President Trump channelled his inner “Prince” yesterday, in response to the 831.383 plunge in the Dow Jones Industrial Average.  He blamed the Fed for the rout saying “The Fed has gone crazy.”  It never dawned on him that his trade war on China, and sanctions on Iran, may have contributed to the overdue profit-taking sell-off.  If it did, it would have been “crooked Hillary’s” fault.

The US equity woes spilled over into Asia where the Nikkei dropped 3.88%, the Hang Seng lost 3.54%, and the Shanghai Shenzhen plunged 4.80%.  Europe Bourses suffered the same fate but to a lesser degree. The DAX is down 1.16% as of 1020 GMT.   US Treasury Yields consolidated yesterday’s losses but did not extend them.

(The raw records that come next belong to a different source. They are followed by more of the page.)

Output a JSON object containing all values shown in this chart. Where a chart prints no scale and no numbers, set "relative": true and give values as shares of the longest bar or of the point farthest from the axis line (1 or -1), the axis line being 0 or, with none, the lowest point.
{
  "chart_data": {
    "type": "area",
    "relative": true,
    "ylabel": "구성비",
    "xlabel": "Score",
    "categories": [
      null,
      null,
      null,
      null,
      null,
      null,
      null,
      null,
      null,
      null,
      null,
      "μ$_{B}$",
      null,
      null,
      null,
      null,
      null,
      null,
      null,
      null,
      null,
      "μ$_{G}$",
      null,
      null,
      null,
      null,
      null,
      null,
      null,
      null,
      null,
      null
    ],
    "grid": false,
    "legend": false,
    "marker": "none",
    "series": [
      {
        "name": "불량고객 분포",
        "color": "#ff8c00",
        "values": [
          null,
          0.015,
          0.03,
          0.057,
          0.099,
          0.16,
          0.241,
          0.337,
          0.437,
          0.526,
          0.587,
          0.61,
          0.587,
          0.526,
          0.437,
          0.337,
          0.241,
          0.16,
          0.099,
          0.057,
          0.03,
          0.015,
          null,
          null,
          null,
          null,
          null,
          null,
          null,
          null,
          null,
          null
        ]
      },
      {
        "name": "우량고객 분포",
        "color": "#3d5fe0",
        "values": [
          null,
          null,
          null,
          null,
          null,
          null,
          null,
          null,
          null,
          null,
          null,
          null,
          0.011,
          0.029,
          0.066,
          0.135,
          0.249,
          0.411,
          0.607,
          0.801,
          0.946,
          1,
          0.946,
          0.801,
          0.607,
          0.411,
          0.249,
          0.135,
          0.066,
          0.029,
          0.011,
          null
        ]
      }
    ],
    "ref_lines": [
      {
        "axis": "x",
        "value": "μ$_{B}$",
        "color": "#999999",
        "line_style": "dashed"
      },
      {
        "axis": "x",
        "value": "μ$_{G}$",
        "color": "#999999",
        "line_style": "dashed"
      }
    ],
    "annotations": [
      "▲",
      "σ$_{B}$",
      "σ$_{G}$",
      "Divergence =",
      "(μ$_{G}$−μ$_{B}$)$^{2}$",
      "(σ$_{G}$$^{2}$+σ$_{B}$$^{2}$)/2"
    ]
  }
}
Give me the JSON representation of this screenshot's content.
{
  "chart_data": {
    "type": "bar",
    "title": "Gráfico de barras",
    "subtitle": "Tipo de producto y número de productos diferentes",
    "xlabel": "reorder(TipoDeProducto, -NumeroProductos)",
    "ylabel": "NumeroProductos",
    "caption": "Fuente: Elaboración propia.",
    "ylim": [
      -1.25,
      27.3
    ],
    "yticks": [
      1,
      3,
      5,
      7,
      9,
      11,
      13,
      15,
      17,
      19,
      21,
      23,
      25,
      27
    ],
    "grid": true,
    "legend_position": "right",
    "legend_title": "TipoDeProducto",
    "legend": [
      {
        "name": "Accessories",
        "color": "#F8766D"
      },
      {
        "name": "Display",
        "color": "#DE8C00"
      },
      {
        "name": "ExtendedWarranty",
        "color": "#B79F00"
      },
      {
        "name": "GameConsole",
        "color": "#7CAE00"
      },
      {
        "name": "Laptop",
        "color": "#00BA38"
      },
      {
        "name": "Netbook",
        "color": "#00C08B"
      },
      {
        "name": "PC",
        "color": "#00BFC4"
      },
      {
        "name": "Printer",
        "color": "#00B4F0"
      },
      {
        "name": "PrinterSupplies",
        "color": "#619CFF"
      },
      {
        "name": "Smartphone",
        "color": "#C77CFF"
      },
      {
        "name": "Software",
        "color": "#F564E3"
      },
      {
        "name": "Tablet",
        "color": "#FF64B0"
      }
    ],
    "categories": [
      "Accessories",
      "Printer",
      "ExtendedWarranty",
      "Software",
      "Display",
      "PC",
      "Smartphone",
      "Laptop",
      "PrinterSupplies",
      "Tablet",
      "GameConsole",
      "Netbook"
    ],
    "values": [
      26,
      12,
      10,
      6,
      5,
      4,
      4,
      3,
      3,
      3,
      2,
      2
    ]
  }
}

The US dollar added to yesterday’s losses in early New York trading, led by robust gains in the Antipodean currencies. However, although significant support/resistance levels in the G-10 majors have been tested, they are still intact. Wall Street’s performance will dictate US dollar direction today although a higher than expected US inflation reading would monkey up the works.  September Core CPI is forecast to rise 2.3% y/y, compared to August’s 2.2% gain.  An upside surprise could spook Wall Street again but should underpin the greenback due to the risk of a more hawkish Fed, despite what Trump says.

USDCAD is collateral damage.  US dollar direction vs the majors will dictate Canadian dollar direction.  Today’s New Housing Price data should not be a factor for FX traders

USDCAD Technical Outlook

The intraday USDCAD technicals are bullish above 1.2930, supported by yesterday’s move above 1.3010, looking for a break of resistance at 1.3080 to extend gains to 1.3130 and then 1.3280  For today, USDCAD support is at 1.3030 and 1.2980.  Resistance is at 1.3060, 1.3080 and 1.3130.